It might just be that we were caught on the hottest day of the year here in London, a day when moving around that much hasn’t been a serious option, the perfect day for these couple of very relaxed tastes of the new Tycho album to have landed here. I mean if it had been peeing down and overcast we’d probably been more up for an angry blast of Maggot Slayer Overdrive‘s Greatest Hits or something, this afternoon however is perfect Tycho listening weather…
‘Infinite Health’ is the rather enjoyable sixth album by Tycho, the project of celebrated San Francisco songwriter, musician and producer Scott Hansen. The album will be released on August 30th via Mom + Pop Records in the U.S. and Ninja Tune in the rest of the world.
“Following previous single Phantom today Tycho presents a soliloquey in electronics, dropping two contrasting tracks that show the breadth of mood and nuance on this intimate and heart-felt new record. “Green and Devices represent the conceptual bookends of the forthcoming album, Infinite Health” he comments. “I wanted to illustrate this tension with a set of sonically contrasting songs.”
Hansen originally wrote “Devices” for a film soundtrack; it ended up on the cutting room floor, but Hansen thought to revisit it, presenting it now as a moody, atmospheric, dance-floor ready cut. For him, the track evokes moving to downtown Sacramento in the late ‘90s, as he fell in love with electronic music and got his creative bearings. “Devices represents the struggle to stay connected to nature and our own humanity in the modern world” he says. “A couple of my first synths were trance-centric,” Hansen recalls of those early days. “I wanted to reference them in some way without literally making a song like that.”
It is juxtaposed with counterpart single today, the gorgeous, downtempo “Green”, which is of utmost personal significance to Hansen — it evokes the American River in California, which he grew up near. “That’s a really nostalgic, kind of meaningful song for me,” Hansen says, adding that his guitar-based compositions list toward introspection. “Green is an elegy to my childhood home, a once-rural town on the outskirts of Sacramento where I spent my youth forging a deep connection with nature” he continues. “I have spent my adult life channeling that experience into music.”

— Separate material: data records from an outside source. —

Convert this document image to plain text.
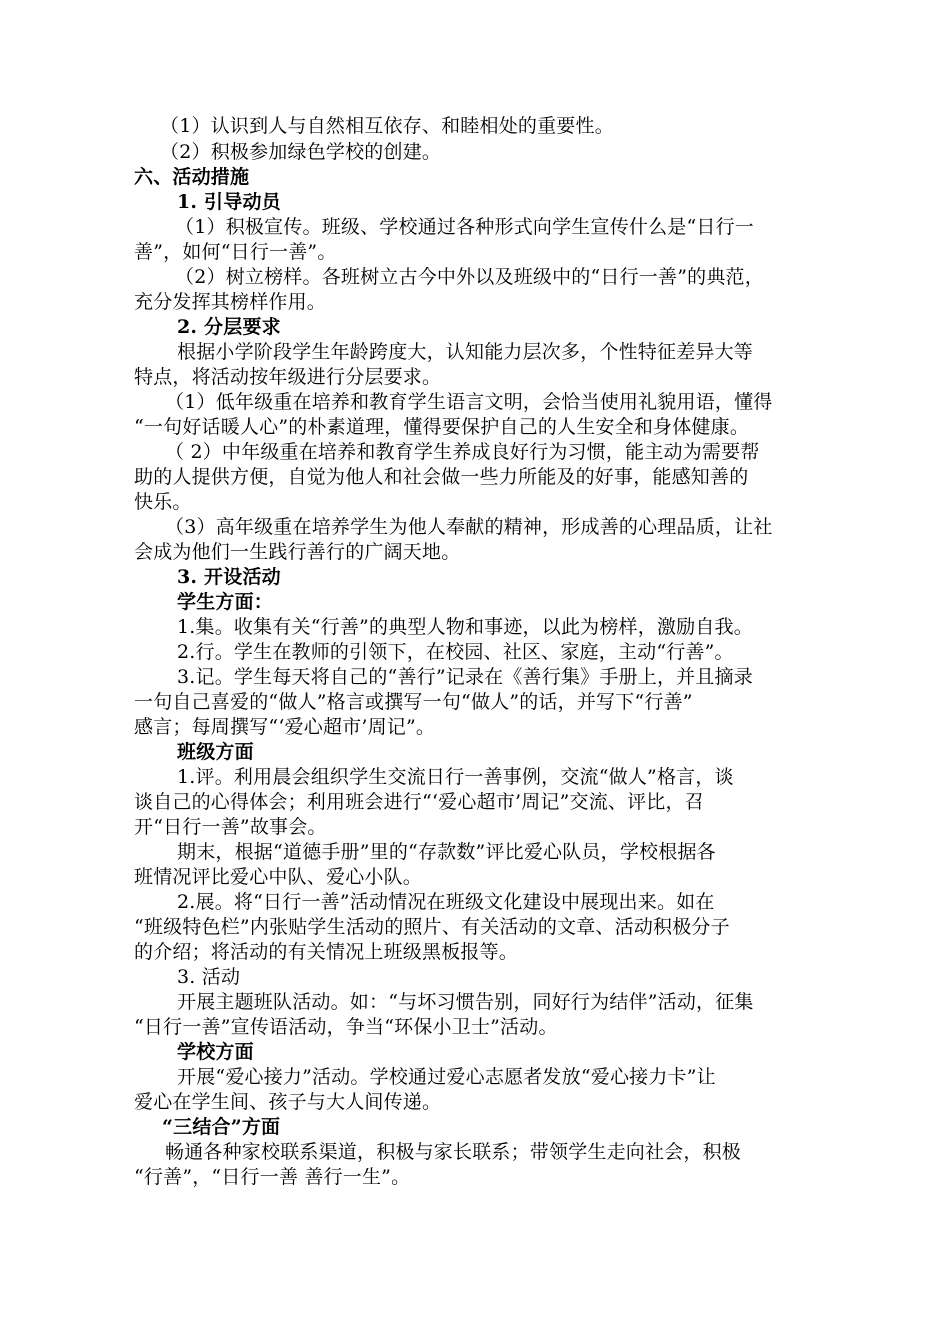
（1）认识到人与自然相互依存、和睦相处的重要性。

（2）积极参加绿色学校的创建。

六、活动措施

1. 引导动员

（1）积极宣传。班级、学校通过各种形式向学生宣传什么是“日行一

善”，如何“日行一善”。

（2）树立榜样。各班树立古今中外以及班级中的“日行一善”的典范，

充分发挥其榜样作用。

2. 分层要求

根据小学阶段学生年龄跨度大，认知能力层次多，个性特征差异大等

特点，将活动按年级进行分层要求。

（1）低年级重在培养和教育学生语言文明，会恰当使用礼貌用语，懂得

“一句好话暖人心”的朴素道理，懂得要保护自己的人生安全和身体健康。

（ 2）中年级重在培养和教育学生养成良好行为习惯，能主动为需要帮

助的人提供方便，自觉为他人和社会做一些力所能及的好事，能感知善的

快乐。

（3）高年级重在培养学生为他人奉献的精神，形成善的心理品质，让社

会成为他们一生践行善行的广阔天地。

3. 开设活动

学生方面：

1.集。收集有关“行善”的典型人物和事迹，以此为榜样，激励自我。

2.行。学生在教师的引领下，在校园、社区、家庭，主动“行善”。

3.记。学生每天将自己的“善行”记录在《善行集》手册上，并且摘录

一句自己喜爱的“做人”格言或撰写一句“做人”的话，并写下“行善”

感言；每周撰写“‘爱心超市’周记”。

班级方面

1.评。利用晨会组织学生交流日行一善事例，交流“做人”格言，谈

谈自己的心得体会；利用班会进行“‘爱心超市’周记”交流、评比，召

开“日行一善”故事会。

期末，根据“道德手册”里的“存款数”评比爱心队员，学校根据各

班情况评比爱心中队、爱心小队。

2.展。将“日行一善”活动情况在班级文化建设中展现出来。如在

“班级特色栏”内张贴学生活动的照片、有关活动的文章、活动积极分子

的介绍；将活动的有关情况上班级黑板报等。

3. 活动

开展主题班队活动。如：“与坏习惯告别，同好行为结伴”活动，征集

“日行一善”宣传语活动，争当“环保小卫士”活动。

学校方面

开展“爱心接力”活动。学校通过爱心志愿者发放“爱心接力卡”让

爱心在学生间、孩子与大人间传递。

“三结合”方面

畅通各种家校联系渠道，积极与家长联系；带领学生走向社会，积极

“行善”，“日行一善 善行一生”。
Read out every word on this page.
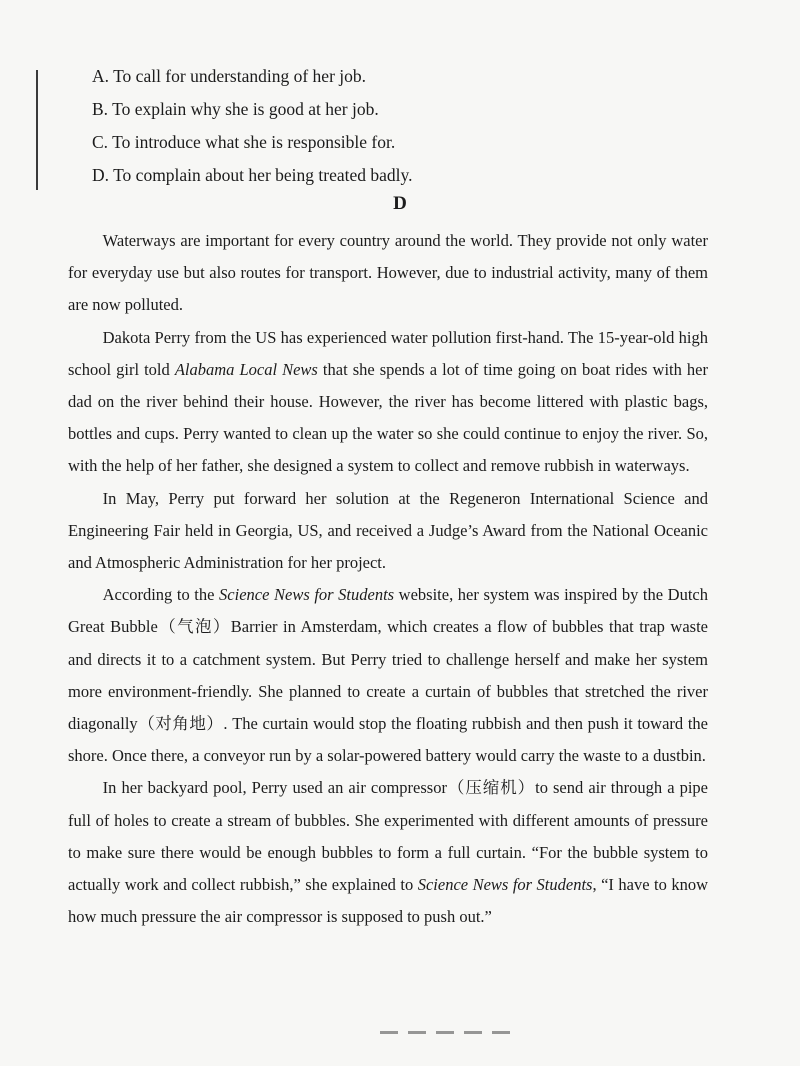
A. To call for understanding of her job.
B. To explain why she is good at her job.
C. To introduce what she is responsible for.
D. To complain about her being treated badly.
D

Waterways are important for every country around the world. They provide not only water for everyday use but also routes for transport. However, due to industrial activity, many of them are now polluted.

Dakota Perry from the US has experienced water pollution first-hand. The 15-year-old high school girl told Alabama Local News that she spends a lot of time going on boat rides with her dad on the river behind their house. However, the river has become littered with plastic bags, bottles and cups. Perry wanted to clean up the water so she could continue to enjoy the river. So, with the help of her father, she designed a system to collect and remove rubbish in waterways.

In May, Perry put forward her solution at the Regeneron International Science and Engineering Fair held in Georgia, US, and received a Judge’s Award from the National Oceanic and Atmospheric Administration for her project.

According to the Science News for Students website, her system was inspired by the Dutch Great Bubble（气泡）Barrier in Amsterdam, which creates a flow of bubbles that trap waste and directs it to a catchment system. But Perry tried to challenge herself and make her system more environment-friendly. She planned to create a curtain of bubbles that stretched the river diagonally（对角地）. The curtain would stop the floating rubbish and then push it toward the shore. Once there, a conveyor run by a solar-powered battery would carry the waste to a dustbin.

In her backyard pool, Perry used an air compressor（压缩机）to send air through a pipe full of holes to create a stream of bubbles. She experimented with different amounts of pressure to make sure there would be enough bubbles to form a full curtain. “For the bubble system to actually work and collect rubbish,” she explained to Science News for Students, “I have to know how much pressure the air compressor is supposed to push out.”
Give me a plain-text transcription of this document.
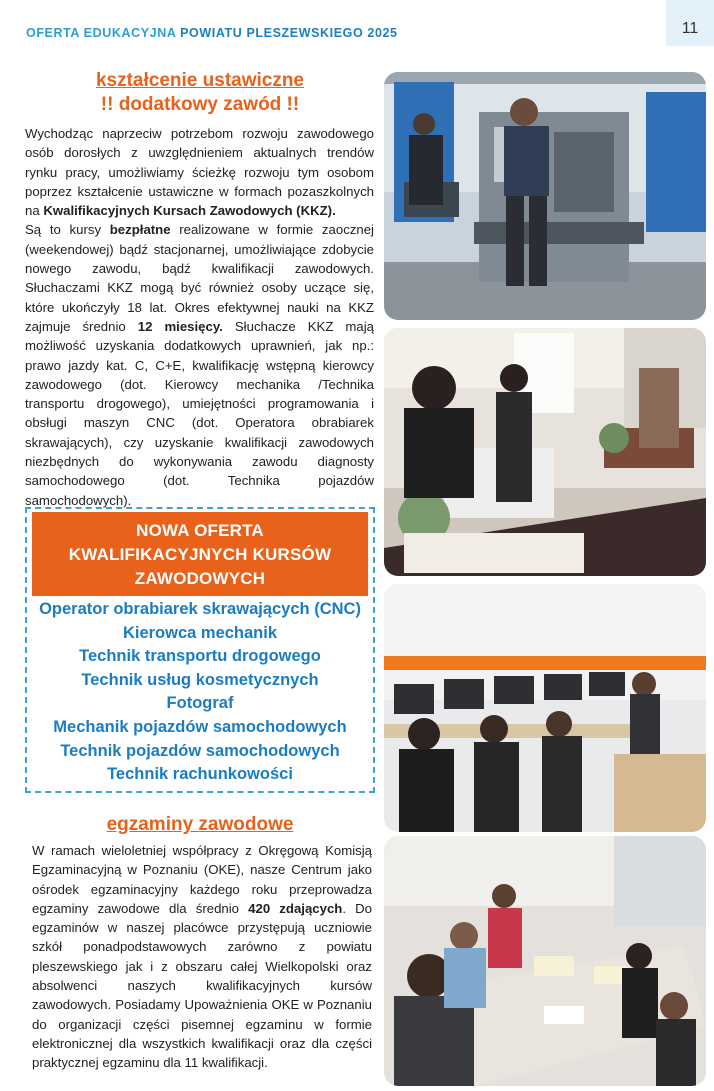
OFERTA EDUKACYJNA POWIATU PLESZEWSKIEGO 2025	11
kształcenie ustawiczne
!! dodatkowy zawód !!
Wychodząc naprzeciw potrzebom rozwoju zawodowego osób dorosłych z uwzględnieniem aktualnych trendów rynku pracy, umożliwiamy ścieżkę rozwoju tym osobom poprzez kształcenie ustawiczne w formach pozaszkolnych na Kwalifikacyjnych Kursach Zawodowych (KKZ).
Są to kursy bezpłatne realizowane w formie zaocznej (weekendowej) bądź stacjonarnej, umożliwiające zdobycie nowego zawodu, bądź kwalifikacji zawodowych. Słuchaczami KKZ mogą być również osoby uczące się, które ukończyły 18 lat. Okres efektywnej nauki na KKZ zajmuje średnio 12 miesięcy. Słuchacze KKZ mają możliwość uzyskania dodatkowych uprawnień, jak np.: prawo jazdy kat. C, C+E, kwalifikację wstępną kierowcy zawodowego (dot. Kierowcy mechanika /Technika transportu drogowego), umiejętności programowania i obsługi maszyn CNC (dot. Operatora obrabiarek skrawających), czy uzyskanie kwalifikacji zawodowych niezbędnych do wykonywania zawodu diagnosty samochodowego (dot. Technika pojazdów samochodowych).
NOWA OFERTA
KWALIFIKACYJNYCH KURSÓW
ZAWODOWYCH
Operator obrabiarek skrawających (CNC)
Kierowca mechanik
Technik transportu drogowego
Technik usług kosmetycznych
Fotograf
Mechanik pojazdów samochodowych
Technik pojazdów samochodowych
Technik rachunkowości
egzaminy zawodowe
W ramach wieloletniej współpracy z Okręgową Komisją Egzaminacyjną w Poznaniu (OKE), nasze Centrum jako ośrodek egzaminacyjny każdego roku przeprowadza egzaminy zawodowe dla średnio 420 zdających. Do egzaminów w naszej placówce przystępują uczniowie szkół ponadpodstawowych zarówno z powiatu pleszewskiego jak i z obszaru całej Wielkopolski oraz absolwenci naszych kwalifikacyjnych kursów zawodowych. Posiadamy Upoważnienia OKE w Poznaniu do organizacji części pisemnej egzaminu w formie elektronicznej dla wszystkich kwalifikacji oraz dla części praktycznej egzaminu dla 11 kwalifikacji.
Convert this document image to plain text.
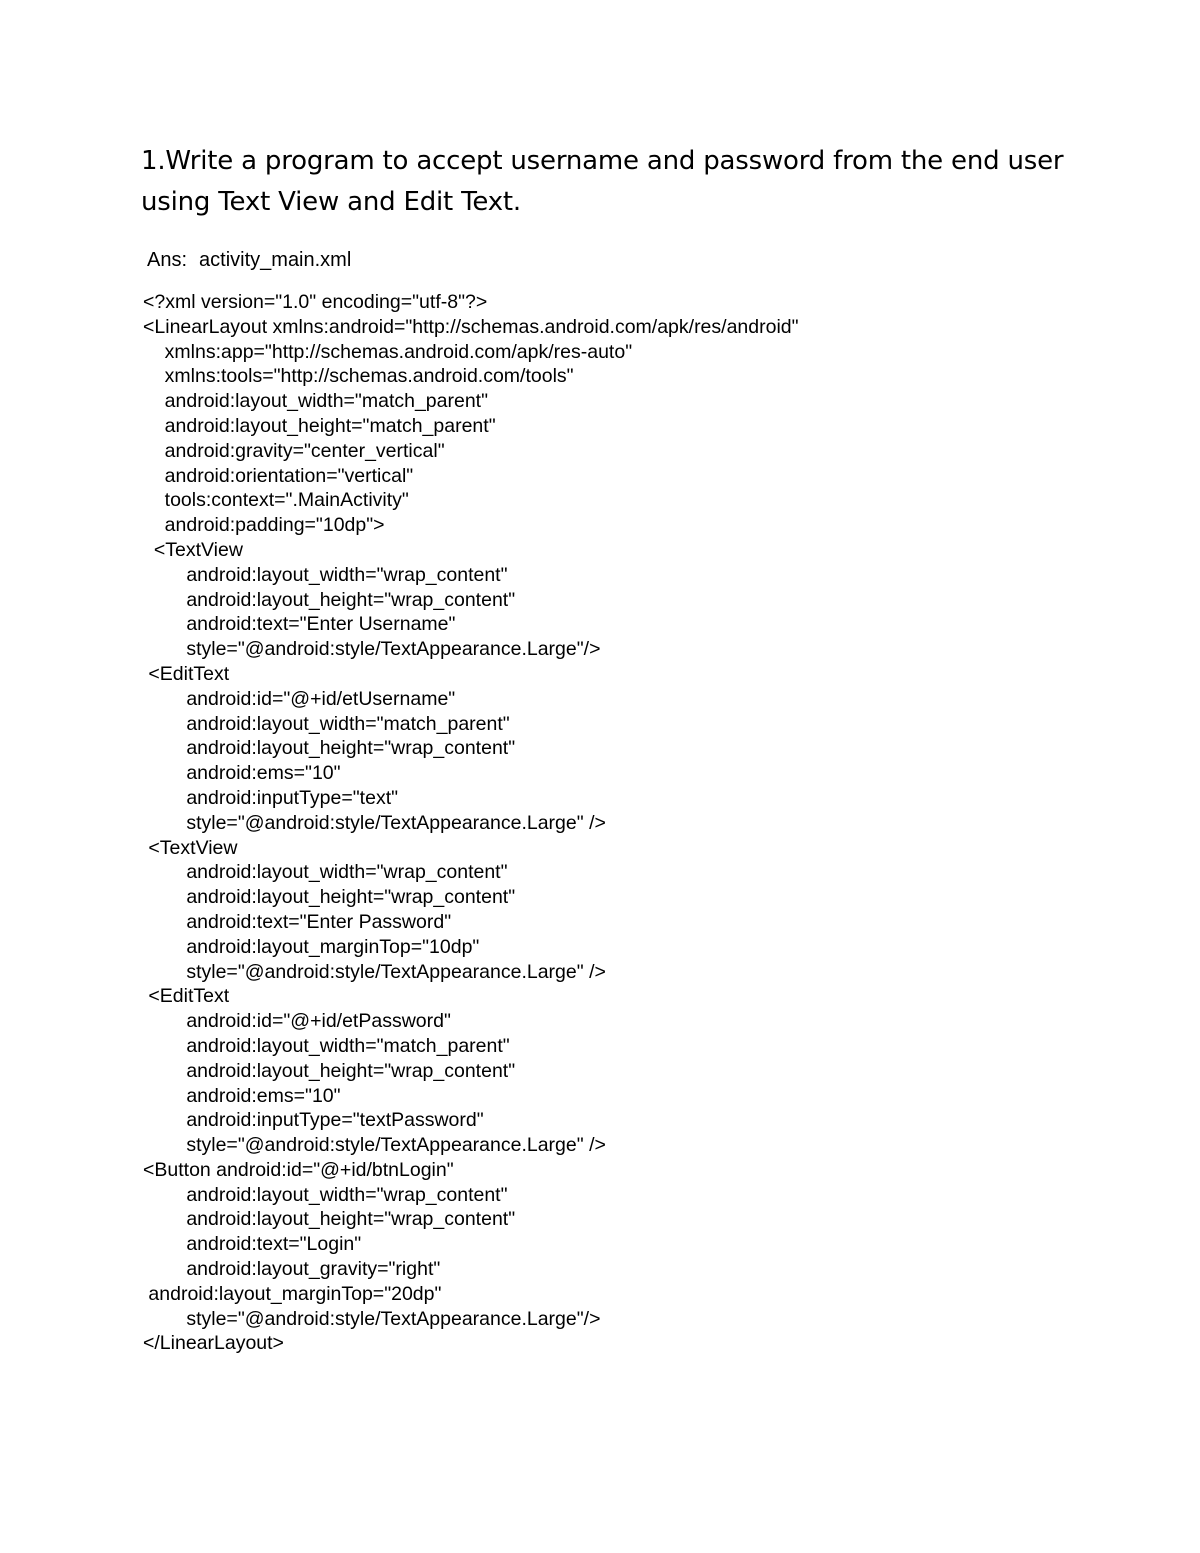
1.Write a program to accept username and password from the end user
using Text View and Edit Text.
Ans: activity_main.xml
<?xml version="1.0" encoding="utf-8"?>
<LinearLayout xmlns:android="http://schemas.android.com/apk/res/android"
xmlns:app="http://schemas.android.com/apk/res-auto"
xmlns:tools="http://schemas.android.com/tools"
android:layout_width="match_parent"
android:layout_height="match_parent"
android:gravity="center_vertical"
android:orientation="vertical"
tools:context=".MainActivity"
android:padding="10dp">
<TextView
android:layout_width="wrap_content"
android:layout_height="wrap_content"
android:text="Enter Username"
style="@android:style/TextAppearance.Large"/>
<EditText
android:id="@+id/etUsername"
android:layout_width="match_parent"
android:layout_height="wrap_content"
android:ems="10"
android:inputType="text"
style="@android:style/TextAppearance.Large" />
<TextView
android:layout_width="wrap_content"
android:layout_height="wrap_content"
android:text="Enter Password"
android:layout_marginTop="10dp"
style="@android:style/TextAppearance.Large" />
<EditText
android:id="@+id/etPassword"
android:layout_width="match_parent"
android:layout_height="wrap_content"
android:ems="10"
android:inputType="textPassword"
style="@android:style/TextAppearance.Large" />
<Button android:id="@+id/btnLogin"
android:layout_width="wrap_content"
android:layout_height="wrap_content"
android:text="Login"
android:layout_gravity="right"
android:layout_marginTop="20dp"
style="@android:style/TextAppearance.Large"/>
</LinearLayout>
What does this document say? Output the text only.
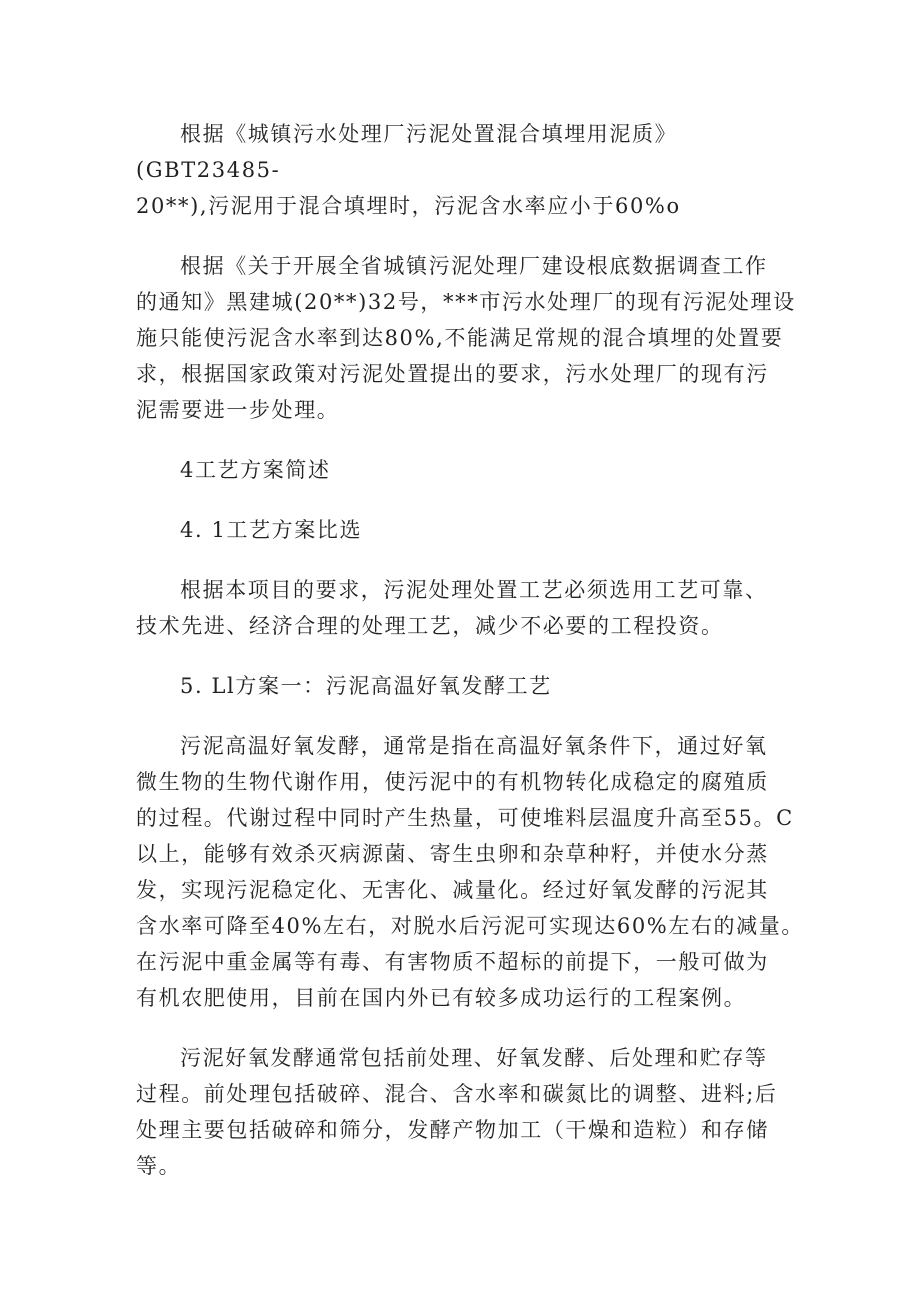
根据《城镇污水处理厂污泥处置混合填埋用泥质》(GBT23485-
20**),污泥用于混合填埋时，污泥含水率应小于60%o
根据《关于开展全省城镇污泥处理厂建设根底数据调查工作
的通知》黑建城(20**)32号，***市污水处理厂的现有污泥处理设
施只能使污泥含水率到达80%,不能满足常规的混合填埋的处置要
求，根据国家政策对污泥处置提出的要求，污水处理厂的现有污
泥需要进一步处理。
4工艺方案简述
4. 1工艺方案比选
根据本项目的要求，污泥处理处置工艺必须选用工艺可靠、
技术先进、经济合理的处理工艺，减少不必要的工程投资。
5. Ll方案一：污泥高温好氧发酵工艺
污泥高温好氧发酵，通常是指在高温好氧条件下，通过好氧
微生物的生物代谢作用，使污泥中的有机物转化成稳定的腐殖质
的过程。代谢过程中同时产生热量，可使堆料层温度升高至55。C
以上，能够有效杀灭病源菌、寄生虫卵和杂草种籽，并使水分蒸
发，实现污泥稳定化、无害化、减量化。经过好氧发酵的污泥其
含水率可降至40%左右，对脱水后污泥可实现达60%左右的减量。
在污泥中重金属等有毒、有害物质不超标的前提下，一般可做为
有机农肥使用，目前在国内外已有较多成功运行的工程案例。
污泥好氧发酵通常包括前处理、好氧发酵、后处理和贮存等
过程。前处理包括破碎、混合、含水率和碳氮比的调整、进料;后
处理主要包括破碎和筛分，发酵产物加工（干燥和造粒）和存储
等。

“Green” comes with visuals by Charles Bergquist, who comments: “From my perspective on the video, Scott has a very personal and youthful connection to the American River. We ventured out with our small crew and an array of cameras in a raft on a calm Monday in July. We attempted to create more than a visualiser and more of a “memory film” capturing the essence of what it’s like to ride down the American River on a hot summer day.”